Он никогда не ощущал необходимости как-то особенно вести себя, он не знал этикета в такого рода случаях.
Она подняла глаза, взгляд ее ненадолго задержался на его губах, скользнул по пересекающему переносицу шраму.
— Так вы боитесь? — Голос у нее был низкий, она говорила почти шепотом.
Фасон платья подчеркивал стройность ее фигуры. Ее талию он мог бы обхватить руками — воспоминание восхитительного чувства воздушности, почти что счастья сохранилось в дальнем уголке его памяти с тех давних пор, когда ей было пятнадцать лет.
Он завел руки за ее спину и привлек к себе, а она, закинув назад голову и положив руки на его плечи, посмотрела ему в глаза. Она была воплощением женственности — нежная, теплая, мягкая. Его руки скользнули вверх по ее спине, отчего ее груди прижались к его мундиру — он чувствовал, как их мягкая масса сплющивается под давлением его твердых грудных мышц.
«Силы небесные!» — думал он, чувствуя, как кровь, словно удары молота, пульсирует в жилах. Какая она маленькая! Он немного согнул колени и чуть приподнял ее, почти оторвав от пола.

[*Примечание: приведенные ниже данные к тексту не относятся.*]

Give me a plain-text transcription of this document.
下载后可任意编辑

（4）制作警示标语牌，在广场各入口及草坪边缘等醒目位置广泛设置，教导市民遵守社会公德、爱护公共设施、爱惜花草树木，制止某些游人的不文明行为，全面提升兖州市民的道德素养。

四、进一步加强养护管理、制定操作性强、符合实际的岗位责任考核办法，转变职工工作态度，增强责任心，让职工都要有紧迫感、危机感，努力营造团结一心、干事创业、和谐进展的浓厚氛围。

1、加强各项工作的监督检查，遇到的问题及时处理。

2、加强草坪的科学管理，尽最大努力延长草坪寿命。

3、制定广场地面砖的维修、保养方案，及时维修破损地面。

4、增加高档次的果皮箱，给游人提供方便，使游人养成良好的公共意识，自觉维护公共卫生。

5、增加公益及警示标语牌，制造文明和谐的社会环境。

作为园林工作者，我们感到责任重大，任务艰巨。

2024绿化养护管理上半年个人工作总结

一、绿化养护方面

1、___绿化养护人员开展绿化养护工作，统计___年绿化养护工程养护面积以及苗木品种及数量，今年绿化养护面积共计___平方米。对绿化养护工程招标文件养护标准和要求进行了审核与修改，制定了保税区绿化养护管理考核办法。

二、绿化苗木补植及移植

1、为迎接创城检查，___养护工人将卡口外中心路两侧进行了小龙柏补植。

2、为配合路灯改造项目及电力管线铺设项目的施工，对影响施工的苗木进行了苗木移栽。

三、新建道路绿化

Она поняла, что допустила ошибку, что флирт зашел слишком далеко. Ее охватил страх, который она почувствовала в тот самый миг, когда впервые увидела этого человека. Она утратила контроль. Он приподнял ее так, что она оказалась прижатой к твердому утолщению под его брюками, символизирующему его желание, и если бы он сейчас ее отпустил, она упала бы на пол, потому что колени у нее подгибались.
Их отношения перешли из области флирта, где она была экспертом, в область страсти, где была его епархия. А у нее в области страсти совсем не было опыта, несмотря на то, что она была замужем. Она заглянула в его голубые глаза, горевшие сейчас страстью, и почувствовала каждым своим нервом, что с ним шутки плохи.
И она испугалась. Испугалась его, потому что их объятия вели к одному завершению. И он, казалось, был намерен довести дело до конца. И еще она испугалась самой себя, потому что ее тело радостно предвкушало все ощущения предстоящего обладания и было готово сдаться.
Она хотела, чтобы новые чувственные отношения стерли бы из ее памяти тошнотные воспоминания о супружеской постели. Она жаждала сдаться. Она закрыла глаза, губки ее раскрылись, ей хотелось знать, что он с ней сделает. Что вообще делает здоровый, страстный мужчина с женщиной, которую желает.
Его губы накрыли ее губы — да так, что она ошеломленно и широко раскрыла глаза. Он провел языком по контуру ее губ, и она почувствовала, как острой ноющей болью что-то откликнулось внизу ее живота, а язык его — горячий и твердый — тем временем глубоко погрузился внутрь ее рта. Она испуганно вдохнула воздух и тем самым втянула его еще глубже.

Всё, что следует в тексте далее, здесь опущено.